Saturday, November 23, 2019

Latest subway brouhaha misses the point


Citizens voiced criticism of the police when a woman selling churros was handcuffed by NYPD officers at the Broadway Junction station in Brooklyn.

The police said the vendor had been issued several citations and had refused officers’ orders to move. Also, the vendor was not officially arrested, but briefly handcuffed and issued a citation. Whichever way you cut it, “the optics” as we say in the public relations world, were bad.

In the scale of subway scofflaws and annoyances, the Spanish-speaking women selling churros don’t register at all. The churro ladies usually stay out of the way of foot traffic and sell delicious homemade treats at a good price. They don’t loudly beg for money from strangers or drag their carts through crowded subway cars at rush hour.

Why aren’t the police clearing out the homeless who can render entire subway cars unusable? Why aren’t we seeing more photos of the brain-addled aggressive panhandlers being put in handcuffs, or the people bringing bicycles or in some cases, motorcycles onto the subways being given the heave-ho by New York’s finest?  

I get why the MTA wants to crack down on subway fare beaters, but they are avoiding the bigger, harder issues that makes a bigger difference in the deteriorating level of subway service that arouses the ire of straphangers.

Subway riders are furious because the subways are terrible. There are frequent delays and overcrowding on the subways, trains and buses that never show up, and service that is sub-par even when going according to plan. Almost all of the lines have outdated signaling systems that frequently stall trains and the MTA is decades behind replacing them. People have missed job interviews, meetings with loved ones, and even their own college graduations because the MTA’s inexcusable performances.

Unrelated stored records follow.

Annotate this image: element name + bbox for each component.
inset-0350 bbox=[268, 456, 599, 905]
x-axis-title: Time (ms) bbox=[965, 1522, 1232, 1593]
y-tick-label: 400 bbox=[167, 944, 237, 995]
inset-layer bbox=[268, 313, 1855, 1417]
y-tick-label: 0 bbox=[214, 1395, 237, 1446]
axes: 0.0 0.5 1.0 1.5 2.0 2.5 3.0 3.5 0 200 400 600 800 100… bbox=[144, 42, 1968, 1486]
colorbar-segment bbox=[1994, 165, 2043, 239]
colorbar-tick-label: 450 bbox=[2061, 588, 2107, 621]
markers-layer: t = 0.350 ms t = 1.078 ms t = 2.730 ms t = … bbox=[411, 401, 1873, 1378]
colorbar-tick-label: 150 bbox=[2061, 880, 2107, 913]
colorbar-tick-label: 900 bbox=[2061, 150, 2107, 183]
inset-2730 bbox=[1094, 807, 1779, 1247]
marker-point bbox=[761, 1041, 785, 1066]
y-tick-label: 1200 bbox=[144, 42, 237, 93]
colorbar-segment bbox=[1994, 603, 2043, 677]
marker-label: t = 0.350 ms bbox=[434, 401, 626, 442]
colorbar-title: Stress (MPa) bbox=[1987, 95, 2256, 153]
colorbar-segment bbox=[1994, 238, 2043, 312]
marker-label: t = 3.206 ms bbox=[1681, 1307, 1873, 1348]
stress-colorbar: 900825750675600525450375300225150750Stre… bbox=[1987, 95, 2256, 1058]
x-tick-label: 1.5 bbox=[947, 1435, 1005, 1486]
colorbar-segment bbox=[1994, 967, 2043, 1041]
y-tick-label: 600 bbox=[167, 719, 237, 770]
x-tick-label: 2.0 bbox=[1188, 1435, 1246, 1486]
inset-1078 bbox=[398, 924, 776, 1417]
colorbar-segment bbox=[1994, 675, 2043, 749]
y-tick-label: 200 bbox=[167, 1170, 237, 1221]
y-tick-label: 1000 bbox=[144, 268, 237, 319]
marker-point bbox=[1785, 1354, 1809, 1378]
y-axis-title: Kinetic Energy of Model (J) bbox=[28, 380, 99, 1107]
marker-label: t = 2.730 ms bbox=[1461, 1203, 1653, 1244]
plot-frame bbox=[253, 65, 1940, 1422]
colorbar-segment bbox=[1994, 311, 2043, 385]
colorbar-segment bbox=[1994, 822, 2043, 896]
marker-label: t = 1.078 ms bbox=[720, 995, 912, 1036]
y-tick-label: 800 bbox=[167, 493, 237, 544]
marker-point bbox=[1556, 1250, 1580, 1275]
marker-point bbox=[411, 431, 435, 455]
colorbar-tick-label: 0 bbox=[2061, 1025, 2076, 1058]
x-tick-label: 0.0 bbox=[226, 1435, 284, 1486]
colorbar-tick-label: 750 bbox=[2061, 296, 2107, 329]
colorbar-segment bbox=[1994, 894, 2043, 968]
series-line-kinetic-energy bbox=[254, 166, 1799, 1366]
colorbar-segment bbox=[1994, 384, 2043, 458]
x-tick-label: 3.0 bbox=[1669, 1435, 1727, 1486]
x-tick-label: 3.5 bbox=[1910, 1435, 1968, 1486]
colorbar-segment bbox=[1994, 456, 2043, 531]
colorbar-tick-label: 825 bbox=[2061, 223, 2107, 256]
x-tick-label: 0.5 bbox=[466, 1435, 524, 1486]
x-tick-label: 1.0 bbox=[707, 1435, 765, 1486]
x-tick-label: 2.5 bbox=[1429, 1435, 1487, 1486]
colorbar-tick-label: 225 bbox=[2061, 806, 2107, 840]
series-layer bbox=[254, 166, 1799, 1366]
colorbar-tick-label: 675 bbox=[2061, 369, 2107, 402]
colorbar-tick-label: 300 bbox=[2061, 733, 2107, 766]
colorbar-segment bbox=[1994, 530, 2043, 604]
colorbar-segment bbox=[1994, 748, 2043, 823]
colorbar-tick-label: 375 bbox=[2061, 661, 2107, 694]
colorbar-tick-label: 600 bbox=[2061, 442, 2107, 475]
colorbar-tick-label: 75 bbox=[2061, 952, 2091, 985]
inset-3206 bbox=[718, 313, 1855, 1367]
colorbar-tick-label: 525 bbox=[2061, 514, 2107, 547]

The transit system has singled out the people who jump the turnstiles and don’t pay their fare as a major issue to be addressed. Indeed the agency reported that these freeloaders could cost the system more than $300 million this year. Its approach to fixing this problem has been typically ham-handed. It spent money on signs and stickers telling people not to use the exit-only emergency exits to leave the subway, as it enables people to run in through the open door to avoid paying. Such a campaign could only be designed by people who don’t actually ride the subway. The subways need more exit-only gates. Taking up turnstile space to leave only stalls people who are rushing to get on a train. People who leave by the exit only gates and the emergency exits while people are trying to get in are doing the right thing. All these stupid stickers and signs do is flush money down the toilet that could be used for upgrading the system.

While fare beaters certainly do account for a major shortfall in the MTA’s budget, but it is small potatoes compared to the larger underfunding issues that require a political solution. It will be a hard-fought battle between the city and state governments, and will take years to make right. It will include unpopular tax increases.

No doubt there should be cost cutting. Why does track construction cost many times more in New York than anywhere else? Why are there thousands of no-show jobs on the books every time we want to build some new track in New York? Solving these issues of construction corruption and graft will go a long way to improving our transit situation, but it still can’t entirely address the funding gap.

This central funding question is the one the MTA needs to tackle first. Without adequate funding from New York State, all the other ideas are impotent half-measures that will drive more outrage than revenue.